I was completely unprepared for what was in store when I boarded the sleepr-bus from Yangshuo to Hong Kong (via ShanZhen.)  Firstly, I had no idea how many people could be crammed into a bus.  Three rows to be exact.  Three very narrow rows of people laid out on tiny cots, end to end in two different levels.  I couldn’t imagine how, but somehow there was room for an aisle between the rows, but the aisle was hardly big enough for my backpack’s width.  We were given cots all the way at the back of the bus where the aisles were replaced with..yes…more cots.  Each cot was exactly the width and height of an average adult.  The head of each cot was raised just enough so that the person behind could fit their feet in the space underneath.  It was either genius or crazy: most likely a bit of both.

At five in the morning the bus driver stopped the bus to wake up the three Americans, Drew, our friend and myself, and shuffle us off the bus to catch the connecting bus that would finish the gap between ShenZhen and Hong Kong.  We followed the bus driver’s instructions groggily and shuffled off the crowded bus where we waited for a woman he had called to meet us.  This poor woman barely knew English and had gotten up at five in the morning just to escort a sleepy crew of American tourists.  She led us into her dumpling shop which seemed to double as a ticket sales office.  She pointed to a sign that said “7:30.”  Then she pointed to the sofa behind her.

Using only gestures, she successfully communicated that we had two hours to spend in her not-yet-open dumpling shop until our next bus arrived.

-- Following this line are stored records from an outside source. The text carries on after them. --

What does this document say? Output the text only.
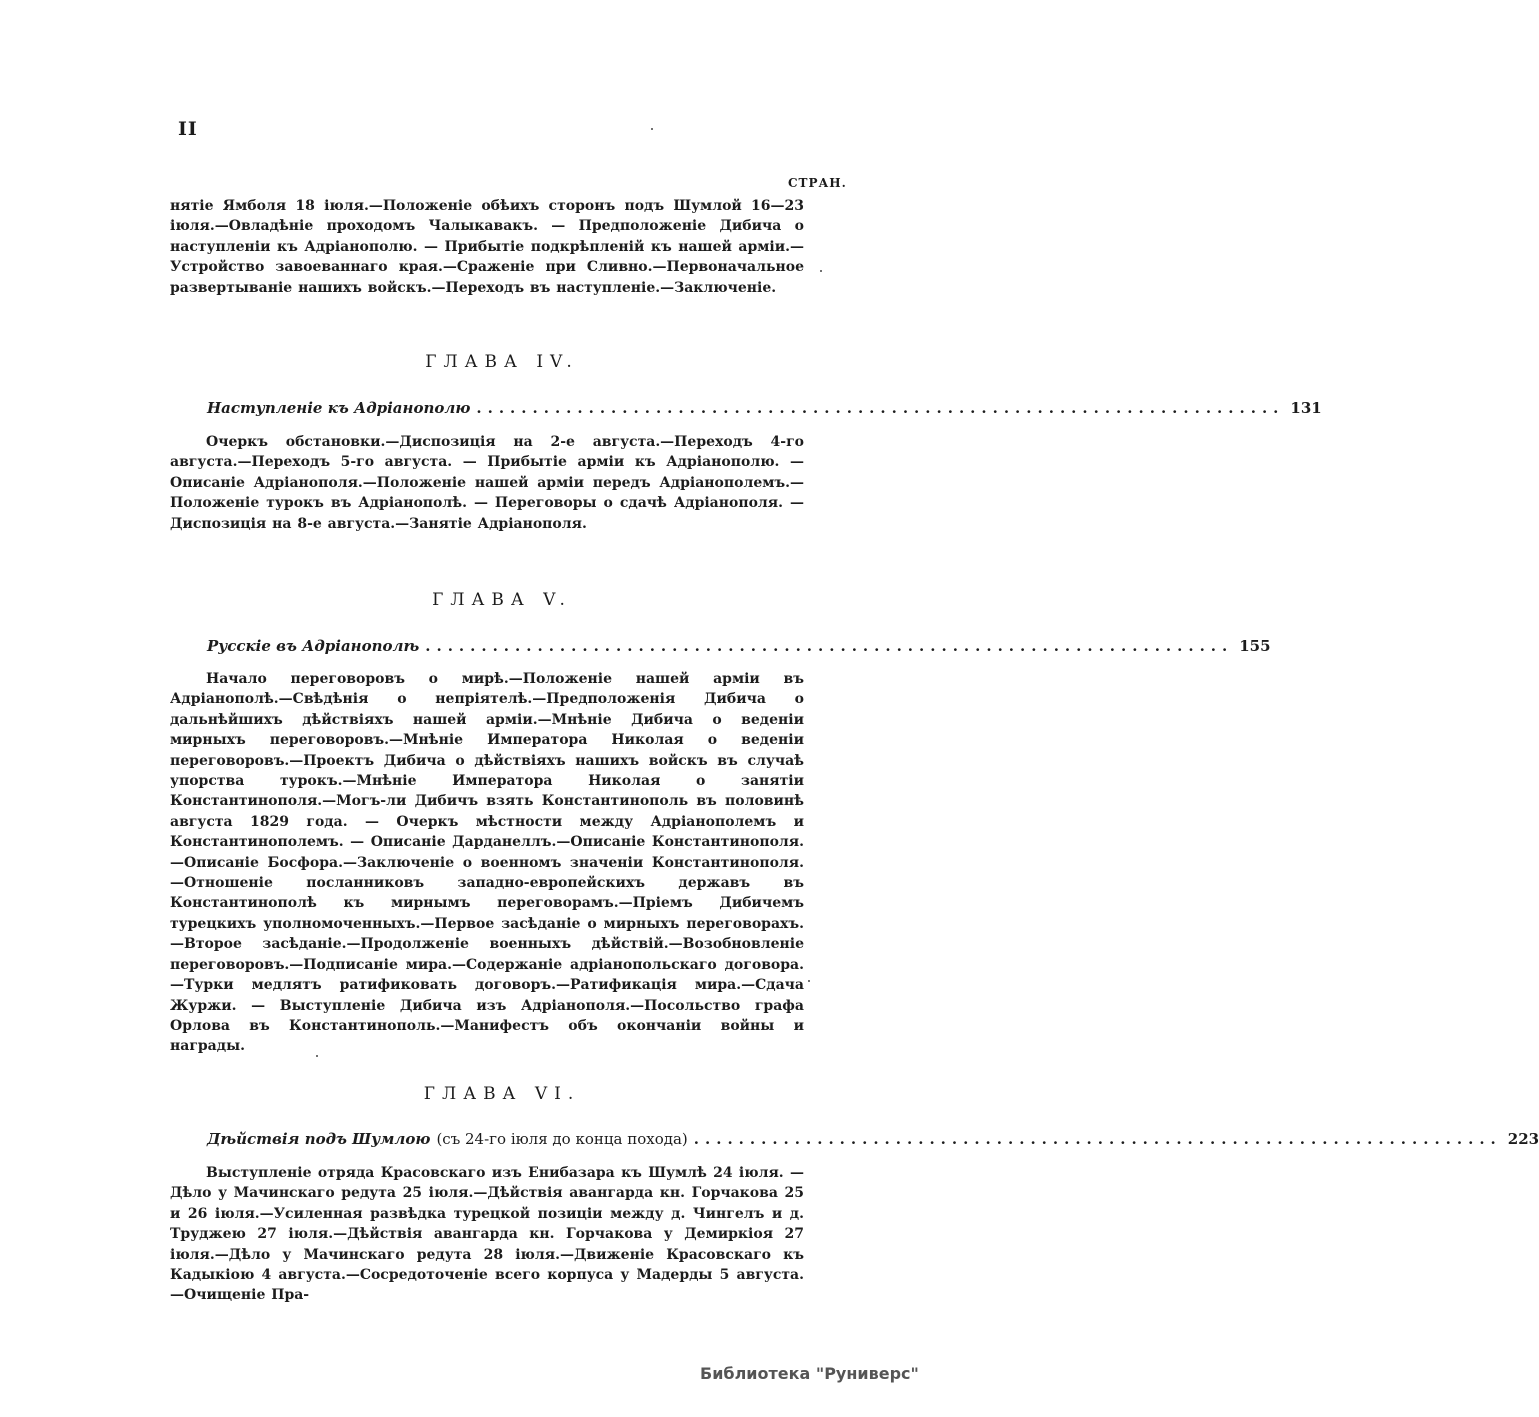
II
СТРАН.

нятіе Ямболя 18 іюля.—Положеніе обѣихъ сторонъ подъ Шумлой 16—23 іюля.—Овладѣніе проходомъ Чалыкавакъ. — Предположеніе Дибича о наступленіи къ Адріанополю. — Прибытіе подкрѣпленій къ нашей арміи.—Устройство завоеваннаго края.—Сраженіе при Сливно.—Первоначальное развертываніе нашихъ войскъ.—Переходъ въ наступленіе.—Заключеніе.

ГЛАВА IV.
Наступленіе къ Адріанополю ........................................................................ 131

Очеркъ обстановки.—Диспозиція на 2-е августа.—Переходъ 4-го августа.—Переходъ 5-го августа. — Прибытіе арміи къ Адріанополю. —Описаніе Адріанополя.—Положеніе нашей арміи передъ Адріанополемъ.—Положеніе турокъ въ Адріанополѣ. — Переговоры о сдачѣ Адріанополя. — Диспозиція на 8-е августа.—Занятіе Адріанополя.

ГЛАВА V.
Русскіе въ Адріанополѣ ........................................................................ 155

Начало переговоровъ о мирѣ.—Положеніе нашей арміи въ Адріанополѣ.—Свѣдѣнія о непріятелѣ.—Предположенія Дибича о дальнѣйшихъ дѣйствіяхъ нашей арміи.—Мнѣніе Дибича о веденіи мирныхъ переговоровъ.—Мнѣніе Императора Николая о веденіи переговоровъ.—Проектъ Дибича о дѣйствіяхъ нашихъ войскъ въ случаѣ упорства турокъ.—Мнѣніе Императора Николая о занятіи Константинополя.—Могъ-ли Дибичъ взять Константинополь въ половинѣ августа 1829 года. — Очеркъ мѣстности между Адріанополемъ и Константинополемъ. — Описаніе Дарданеллъ.—Описаніе Константинополя.—Описаніе Босфора.—Заключеніе о военномъ значеніи Константинополя.—Отношеніе посланниковъ западно-европейскихъ державъ въ Константинополѣ къ мирнымъ переговорамъ.—Пріемъ Дибичемъ турецкихъ уполномоченныхъ.—Первое засѣданіе о мирныхъ переговорахъ.—Второе засѣданіе.—Продолженіе военныхъ дѣйствій.—Возобновленіе переговоровъ.—Подписаніе мира.—Содержаніе адріанопольскаго договора.—Турки медлятъ ратификовать договоръ.—Ратификація мира.—Сдача Журжи. — Выступленіе Дибича изъ Адріанополя.—Посольство графа Орлова въ Константинополь.—Манифестъ объ окончаніи войны и награды.

ГЛАВА VI.
Дѣйствія подъ Шумлою (съ 24-го іюля до конца похода) ........................................................................ 223

Выступленіе отряда Красовскаго изъ Енибазара къ Шумлѣ 24 іюля. — Дѣло у Мачинскаго редута 25 іюля.—Дѣйствія авангарда кн. Горчакова 25 и 26 іюля.—Усиленная развѣдка турецкой позиціи между д. Чингелъ и д. Труджею 27 іюля.—Дѣйствія авангарда кн. Горчакова у Демиркіоя 27 іюля.—Дѣло у Мачинскаго редута 28 іюля.—Движеніе Красовскаго къ Кадыкіою 4 августа.—Сосредоточеніе всего корпуса у Мадерды 5 августа.—Очищеніе Пра-

Библиотека "Руниверс"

The sleeper bus was comfortable enough…but the experience as a whole was not so much.

2.) Sleeper-trains

The sleeper train from Hangzho to GuiLin was actually much more comfortable than the hostel we staid at the very next night.  In China, the beds tend to be very hard: more like box-frames.  On the train however, they were quite comfortable.  This is coming from a small person with not much to worry about in terms of space issues…
The view from the window the next morning is my favorite part of sleeper train experiences.  Beautiful way to see the countryside.

1.)  Airports.


The first time I evaded high hotel costs with  a night spent in an airport lounge was the night before our 10 a.m. flight to HongKong from JFK in New York City.  We had spent the day doing as much sight-seeing as we had energy for, burdened with backpacks and the chilly December air.  Our ambitious goal had been to force our bodies into China-time.  We were going to wander around our country’s most popular city ALL NIGHT, then spend our entire 16 hour flight catching up on sleep.  This was our supposed recipe for a bright-eyed start to China.
Instead…we wore out quickly.  The city was cold and our backpacks were heavy.  The energy of the people around us did nothing but tire us more so we headed to the airport early.  Our terminal closed for clean-up during the hours of 11:00 pm and 3:00 a.m., so we picked a random terminal to begin our rest.  We slept a few hours between an outlet and a shiny metal recycling bin before waking up and moving to the other terminal to finish off our sleep on lounge chairs.
The next night was spent the same way in Hong Kong’s airport, waiting for a flight to Wuhan.
Lights stay bright.  The temperature is cool.  But no one bats an eye and there are almost always other travelers around doing the same.